The closest thing to this process today is a small ongoing clinical trial of something called “emergency preservation and resuscitation,” or EPR.

In EPR, patients whose hearts have stopped from traumatic injuries are cooled down for no more than an hour, said Dr. Raquel Forsythe, a trauma surgeon involved in the EPR clinical trial at the University of Pittsburgh Medical Center. The cooling slows down cells’ metabolic needs, giving doctors extra time to fix the patients’ injuries.

“The first biggest difference is that the people that we’re doing emergency preservation and resuscitation on are technically not dead,” Forsythe said. “The second biggest difference is that we’re not actually freezing people.”

OK, those are big differences.

But on the much smaller scale, fertility specialists have been freezing and thawing sperm and human embryos for in-vitro fertilization since the 1970s, according to Dr. James Grifo, who directs the fertility center at NYU Langone Medical Center. A baby born last year came from sperm frozen in 1978, he said.

“The biggest problem with freezing is water and the ice crystals that result,” Grifo said. “If ice crystals damage cytoskeletal structures, then the cell doesn’t survive.”

To avoid this, fertility experts dehydrate embryos using a method called vitrification, he said. Without water, the small clusters of cells freeze and thaw with a survival rate of 99 percent.

However, it’s harder to completely dehydrate and freeze an adult human without damaging it because 80 percent of our cells are water, he said.

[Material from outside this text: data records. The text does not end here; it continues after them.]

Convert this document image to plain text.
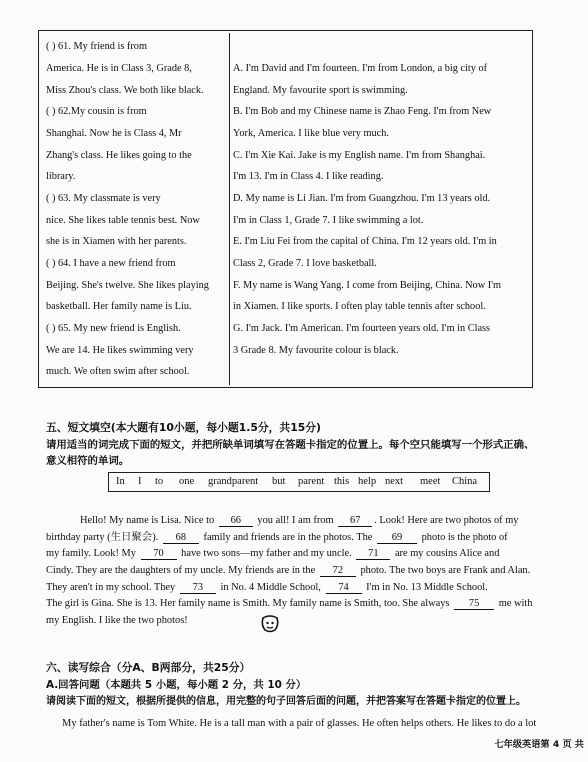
( ) 61. My friend is from
America. He is in Class 3, Grade 8,
Miss Zhou's class. We both like black.
( ) 62.My cousin is from
Shanghai. Now he is Class 4, Mr
Zhang's class. He likes going to the
library.
( ) 63. My classmate is very
nice. She likes table tennis best. Now
she is in Xiamen with her parents.
( ) 64. I have a new friend from
Beijing. She's twelve. She likes playing
basketball. Her family name is Liu.
( ) 65. My new friend is English.
We are 14. He likes swimming very
much. We often swim after school.
A. I'm David and I'm fourteen. I'm from London, a big city of
England. My favourite sport is swimming.
B. I'm Bob and my Chinese name is Zhao Feng. I'm from New
York, America. I like blue very much.
C. I'm Xie Kai. Jake is my English name. I'm from Shanghai.
I'm 13. I'm in Class 4. I like reading.
D. My name is Li Jian. I'm from Guangzhou. I'm 13 years old.
I'm in Class 1, Grade 7. I like swimming a lot.
E. I'm Liu Fei from the capital of China. I'm 12 years old. I'm in
Class 2, Grade 7. I love basketball.
F. My name is Wang Yang. I come from Beijing, China. Now I'm
in Xiamen. I like sports. I often play table tennis after school.
G. I'm Jack. I'm American. I'm fourteen years old. I'm in Class
3 Grade 8. My favourite colour is black.
五、短文填空(本大题有10小题，每小题1.5分，共15分)
请用适当的词完成下面的短文，并把所缺单词填写在答题卡指定的位置上。每个空只能填写一个形式正确、
意义相符的单词。
In I to one grandparent but parent this help next meet China
Hello! My name is Lisa. Nice to 66 you all! I am from 67 . Look! Here are two photos of my
birthday party (生日聚会). 68 family and friends are in the photos. The 69 photo is the photo of
my family. Look! My 70 have two sons—my father and my uncle. 71 are my cousins Alice and
Cindy. They are the daughters of my uncle. My friends are in the 72 photo. The two boys are Frank and Alan.
They aren't in my school. They 73 in No. 4 Middle School, 74 I'm in No. 13 Middle School.
The girl is Gina. She is 13. Her family name is Smith. My family name is Smith, too. She always 75 me with
my English. I like the two photos!
六、读写综合（分A、B两部分，共25分）
A.回答问题（本题共 5 小题，每小题 2 分，共 10 分）
请阅读下面的短文，根据所提供的信息，用完整的句子回答后面的问题，并把答案写在答题卡指定的位置上。
My father's name is Tom White. He is a tall man with a pair of glasses. He often helps others. He likes to do a lot
七年级英语第 4 页 共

“It’s possible, but it’s a long ways away to do it really well,” he said.

PHOTO: The Cryonics Institute
At the Cryonics Institute, patients are slowly frozen after they die in the hopes that they'll be brought back to life when the technology is invented.

Regarding the patients in the Cryonics Institute and others like it, he said the biggest problem is that the patients are already dead.

“I think death is irreversible,” he said. “You can prolong the degradation by freezing, but you can’t reverse death.”

The Cryonics Institute begs to differ.

“The Cryonics Institute is an ambulance ride to the high-tech hospital that we're confident will exist in the future,” its website states. “The choice is yours - Do you take the chance at life or accept mortal fate.”